The Iranian nuclear threat is vague. Iran only runs 1,300 centrifuges, a far cry from the minimally feasible 3,000 centrifuges. Things often go wrong with nuclear enrichment. Centrifuges don’t now produce weapons-grade uranium; further enrichment is required, certain to be noticed by IAEA inspectors. Nuclear warhead design isn’t an easy job; even if constructing a nuclear warhead, Iran would shrink from risking its one or two nuclear charges in easily interceptable missiles. Delivering a large nuclear assembly in sea container would result in low-yield ground-level blast only. Thoughtful analysis suggests that the Iranian threat is over-hyped – at least, for the current prime minister’s term.

It took Menachem Begin’s simplicity to bomb the Iraqi reactor. For Begin, the issue was only one: the immediate security of Jewish people. To that end, young Begin was prepared to cooperate with Nazis against the British occupiers. Begin didn’t play diplomatic games: when the World Zionist Organization frantically discussed the creation of Israel with foreign states, Begin’s Irgun kept bombing British installations in the occupied Palestine. The WZO screamed that Begin harms Jewish prospects for ever-diminishing state. Perhaps. Begin, however, didn’t attempt to calculate a few moves in advance. He was solving the immediate problem.

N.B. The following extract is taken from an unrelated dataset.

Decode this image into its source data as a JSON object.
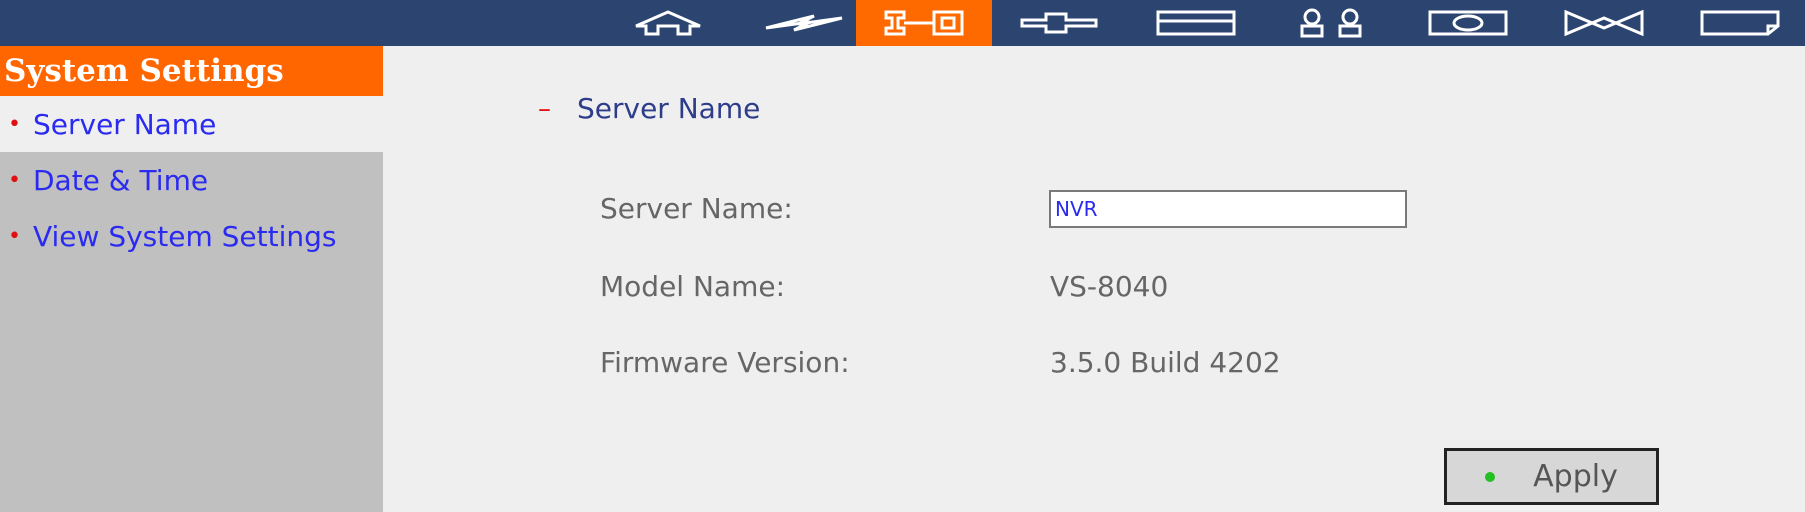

When accused of violating his electoral promises of tough response to Palestinian terrorism, Ariel Sharon remarked that what is seen from here (prime-minister’s office) isn’t seen from there (the streets). How true. Prime minister’s horizon is much wider than of any individual Jew. Prime minister considers many things, and the immediate security of rank-and-file Jews is only one consideration among others. If a prime minister narrow-mindedly concentrates on Jewish interests, other members of the Security Cabinet would remind him of diplomatic, economic, humanitarian and whatever other consequences. Even if Olmert decides on bombing Iran tonight, the Labor side of the Security Cabinet would block his move.

Israeli politicians became too sophisticated to simply destroy Iranian nuclear capabilities. And anyway, there are 53 Pakistani nuclear bombs.